LEED v4.1 BD+C guide excerpt

2 Likes

I am working on OneClick LCA software and it shows similar results. We are planning to use sustainably harvested timbers and glulam, but have not finalized vendors. I will reach back with how it impacts overall eutrophication and acidification impacts.

1 Like

Alex - We are very early in design phase, so the project is not registered in LEED Online. I will share you LEED project number once we register the project. I saw in LEEDUser forum that consultant are documenting some CLT or Glulam in baseline or including products with high eutrophication & acidification in baseline to hit reductions all 6 impact impact categories.
Link: https://leeduser.buildinggreen.com/forum/wblca-eutrophication-impacts-wood

@Luke-Lombardi this was one thing that we tried to find when we first ran into this issue. There are weighting schemes out there, one set is in the CLF LCA guide (Page 28). But even the weighting schemes have issues we couldn’t quantify. Per our (limited) understanding, Eutrophication and Acidification are more locally impactful, so it’s hard to compare them to something like the global impact of carbon. That said, this credit might be improved by first applying a scheme that would result in an easier process to switch structural material.

2 Likes

@iancho please could you include us in the follow-up email? We have the same issue. The LEED project number is 1000133364, my email xramon@greenlivingprojects.com

1 Like

@bkarki1 I had the same issue on a LCA we were performing, the conversation PoCP impact in CLT Structure Buildings - #3 by xramon I started is in the same page of what you posted.

My conslusions so far were:

Conclusion 1: POCP seems to be higher in a CLT structure if compared with a Reinforced Concrete structure.

Conclusion 2: POCP in CLT is produced in A1-A3, specifically in A1: extraction and process.

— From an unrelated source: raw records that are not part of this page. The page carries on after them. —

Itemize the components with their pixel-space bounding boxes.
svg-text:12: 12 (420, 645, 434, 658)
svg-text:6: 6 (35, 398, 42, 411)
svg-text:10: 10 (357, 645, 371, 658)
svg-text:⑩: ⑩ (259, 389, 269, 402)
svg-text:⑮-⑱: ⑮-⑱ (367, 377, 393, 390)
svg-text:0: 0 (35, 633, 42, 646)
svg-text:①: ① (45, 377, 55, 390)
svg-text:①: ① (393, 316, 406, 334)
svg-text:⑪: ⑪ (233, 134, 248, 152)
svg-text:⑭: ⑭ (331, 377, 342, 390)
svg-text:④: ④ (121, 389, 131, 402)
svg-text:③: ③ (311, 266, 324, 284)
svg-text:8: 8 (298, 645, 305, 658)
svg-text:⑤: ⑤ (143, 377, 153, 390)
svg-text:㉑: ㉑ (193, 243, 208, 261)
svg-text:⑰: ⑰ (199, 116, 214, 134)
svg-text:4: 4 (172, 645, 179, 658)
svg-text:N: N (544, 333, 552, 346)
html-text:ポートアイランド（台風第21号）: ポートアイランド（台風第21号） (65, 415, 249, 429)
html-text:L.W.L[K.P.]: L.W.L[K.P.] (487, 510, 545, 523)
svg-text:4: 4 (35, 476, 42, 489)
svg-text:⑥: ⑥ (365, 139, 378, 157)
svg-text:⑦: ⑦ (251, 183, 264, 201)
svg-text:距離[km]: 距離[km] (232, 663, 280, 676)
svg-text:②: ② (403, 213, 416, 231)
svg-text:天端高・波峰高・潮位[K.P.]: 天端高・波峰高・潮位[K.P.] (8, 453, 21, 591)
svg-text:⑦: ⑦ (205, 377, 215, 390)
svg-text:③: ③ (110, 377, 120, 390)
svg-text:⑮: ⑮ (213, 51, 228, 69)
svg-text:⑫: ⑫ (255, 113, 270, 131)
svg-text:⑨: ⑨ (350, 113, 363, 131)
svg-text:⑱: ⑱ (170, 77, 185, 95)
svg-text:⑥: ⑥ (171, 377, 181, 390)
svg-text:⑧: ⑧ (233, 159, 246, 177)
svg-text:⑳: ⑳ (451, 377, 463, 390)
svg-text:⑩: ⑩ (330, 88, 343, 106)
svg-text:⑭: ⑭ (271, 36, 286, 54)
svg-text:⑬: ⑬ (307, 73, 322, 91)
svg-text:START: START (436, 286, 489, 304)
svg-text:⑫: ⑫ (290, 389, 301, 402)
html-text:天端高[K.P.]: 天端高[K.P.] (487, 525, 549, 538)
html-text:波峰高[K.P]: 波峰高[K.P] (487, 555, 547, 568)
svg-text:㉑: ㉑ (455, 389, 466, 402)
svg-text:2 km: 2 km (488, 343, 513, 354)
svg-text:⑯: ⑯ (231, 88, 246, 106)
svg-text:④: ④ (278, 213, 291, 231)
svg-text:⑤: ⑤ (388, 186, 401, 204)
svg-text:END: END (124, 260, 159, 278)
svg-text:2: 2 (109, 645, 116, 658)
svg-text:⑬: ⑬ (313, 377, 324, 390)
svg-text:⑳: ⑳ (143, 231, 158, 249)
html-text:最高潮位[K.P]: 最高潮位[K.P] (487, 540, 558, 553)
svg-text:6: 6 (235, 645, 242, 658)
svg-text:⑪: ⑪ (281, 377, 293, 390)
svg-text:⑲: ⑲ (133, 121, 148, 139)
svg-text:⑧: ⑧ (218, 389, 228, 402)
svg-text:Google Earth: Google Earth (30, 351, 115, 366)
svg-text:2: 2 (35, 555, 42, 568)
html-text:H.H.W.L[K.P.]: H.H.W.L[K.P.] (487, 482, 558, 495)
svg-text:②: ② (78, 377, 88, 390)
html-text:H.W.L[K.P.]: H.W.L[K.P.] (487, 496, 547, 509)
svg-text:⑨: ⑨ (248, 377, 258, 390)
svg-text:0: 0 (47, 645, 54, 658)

Conclusion 3 (to be confirmed): Terpene seems to be the responsible of higher POCP in CLT during A1 phase ¿?

1 Like

We’ve had the same issue using Tally for a MT building. We plan to take the approach of setting the baseline to also be MT and only count the benefit from low-carbon concrete.

1 Like

Hi @iancho ! Do you have any update about the follow-up email to the MR TAG? I’d love to know more about other projects that are reporting the same issue with increases in non-GWP impact categories when switching from concrete to mass timber systems.

My findings so far here: PoCP impact in CLT Structure Buildings - #3 by xramon

1 Like

Hello all!
Did we ever receive any guidance from USGBC/GBCI on this?

Hey everyone,

We’ve run into the same issue, so glad to see this thread pop up. I view it slightly differently however, and it may not be a popular opinion …

I think part of what is underlying all of this is that so much of the industry wants wood to come in and save the environmental day and it doesn’t. No matter how well-sourced wood is, there are still impacts. And I think that LEED actually has this one right to require us to ensure that we don’t increase other impacts while driving down others.

Don’t get me wrong … I love a good LEED bashing session, and if they come back and say that we can discount acidification and eutrophication (perhaps assuming other criteria are met for wood sourcing), that would be a great benefit to many of our projects. But we need to be honest with ourselves that while good wood (and making sure it’s good wood is another rabbit hole) does help from a carbon standpoint, it’s not a magic wand.

Jeremy

2 Likes

Think there’s been a healthy growing discussion around the nuances with wood; neither blindly saying it’s good or bad. It’s challenging because numbers are how we justify decisions, but there is certainly a lag between actions needed a day before we have all the information in hand. I appreciate the perspective of this article (shout out @Aurimas !) that underscores the importance of knowing where your wood comes from and building relationships with foresters–similar to relationships we’re building with ready-mix suppliers for concrete.